Paid Leave Movement Gets Boost from New Study, Social Media
Nearly all full-time employees have access to a number of paid leave options, according to a new study by the Families and Work Institute and Society for Human Resource Management. The same cannot be said for part-time staffers.
Over the last year, the travel industry has made a push to convince Americans to use their paid time off. But recently, attention has shifted to the amount of time off that employers offer their employees to begin with.
Enter the #PaidLeave movement.
Conversation around the hashtag, helped in part by President Obama’s call for paid leave legislation in last month’s State of the Union address, has exploded. Nearly 3,000 tweets have mentioned the hashtag since then, according to a statement by the Families and Work Institute. And now, FWI and the Society for Human Resource Management are looking to capitalize on the movement’s success.
This week, the groups released a study—“Paid Time Off, Vacations, Sick Days, and Short-Term Caregiving in the United States” [PDF]—that looks into the types of paid time off that employers offer, and to whom they offer it. The good news: The study found that 99 percent of employers, both for-profit and nonprofit, offer some kind of paid leave to some portion of their workforce. However, it gets rather complicated from there.
“While most full-time employees have access to paid leave, the changing nature of work, where more individuals are working multiple jobs or are working part-time positions because they can’t find full-time work, can pose economic and work-life challenges for these employees,” Kenneth Matos, senior director of research for FWI and author of the new report, said in the statement.

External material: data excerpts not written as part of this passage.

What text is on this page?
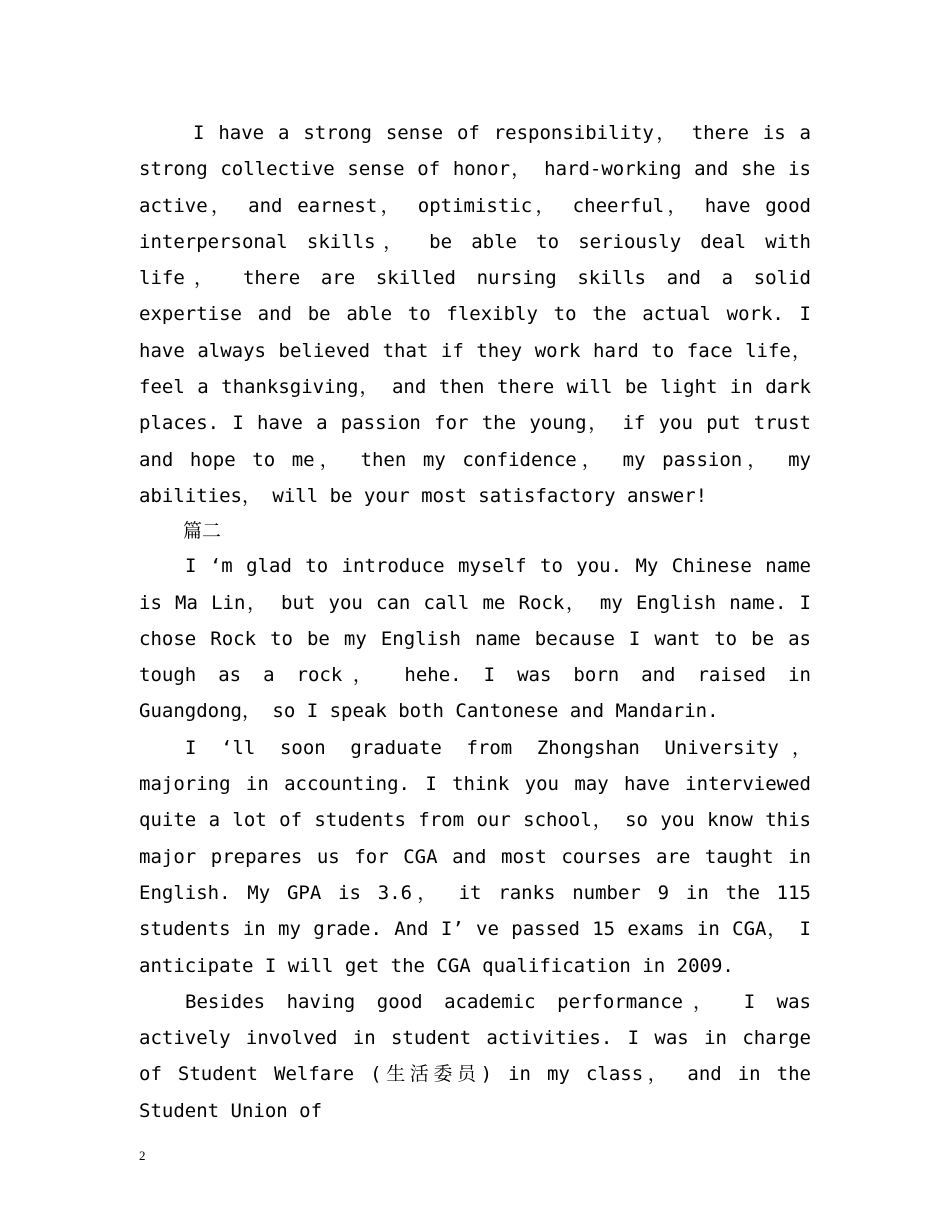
I have a strong sense of responsibility， there is a strong collective sense of honor， hard-working and she is active， and earnest， optimistic， cheerful， have good interpersonal skills， be able to seriously deal with life， there are skilled nursing skills and a solid expertise and be able to flexibly to the actual work. I have always believed that if they work hard to face life， feel a thanksgiving， and then there will be light in dark places. I have a passion for the young， if you put trust and hope to me， then my confidence， my passion， my abilities， will be your most satisfactory answer!

篇二

I ‘m glad to introduce myself to you. My Chinese name is Ma Lin， but you can call me Rock， my English name. I chose Rock to be my English name because I want to be as tough as a rock， hehe. I was born and raised in Guangdong， so I speak both Cantonese and Mandarin.

I ‘ll soon graduate from Zhongshan University， majoring in accounting. I think you may have interviewed quite a lot of students from our school， so you know this major prepares us for CGA and most courses are taught in English. My GPA is 3.6， it ranks number 9 in the 115 students in my grade. And I’ ve passed 15 exams in CGA， I anticipate I will get the CGA qualification in 2009.

Besides having good academic performance， I was actively involved in student activities. I was in charge of Student Welfare (生活委员) in my class， and in the Student Union of

2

Broken down, here’s how employers offer paid leave options based on employee status:
As Matos noted, a noticeable gap exists between the availability of paid leave options for full-time and part-time employees. Less than a third of employers offer any kind of paid leave to their part-timers. Citing data from the Bureau of Labor Statistics, FWI said the number of people with multiple part-time jobs grew 11 percent between 2007 and 2014, or by about 2 million people—a large number, but less than 1 percent of the 156 million people currently in the U.S. workforce.
“The old-school model of part-time jobs is that they are inherently flexible because the employee is choosing to only work part time in order to pursue school, caregiving, a career in the arts, or some other activity and is not wholly dependent on their part-time job to make a living,” Matos said in a blog post analyzing the study. “For those who can choose to pursue full- or part-time work this is true. However, in an economy where full-time jobs are not readily available and employment systems are built around assumptions of the causal part-time job, employees trying to make ends meet through multiple part-time jobs can find themselves without important benefits.”
To begin addressing that issue and more, Matos suggested that a bigger question must first be considered: “How do we create a workplace that fosters a gainfully employed national workforce contributing to the success of their employers, communities, families, and themselves?”
“To start exploring that bigger question requires an understanding of more than the problem,” he wrote. “It requires a real understanding of and engagement with the causes of those problems: the changing nature of work.”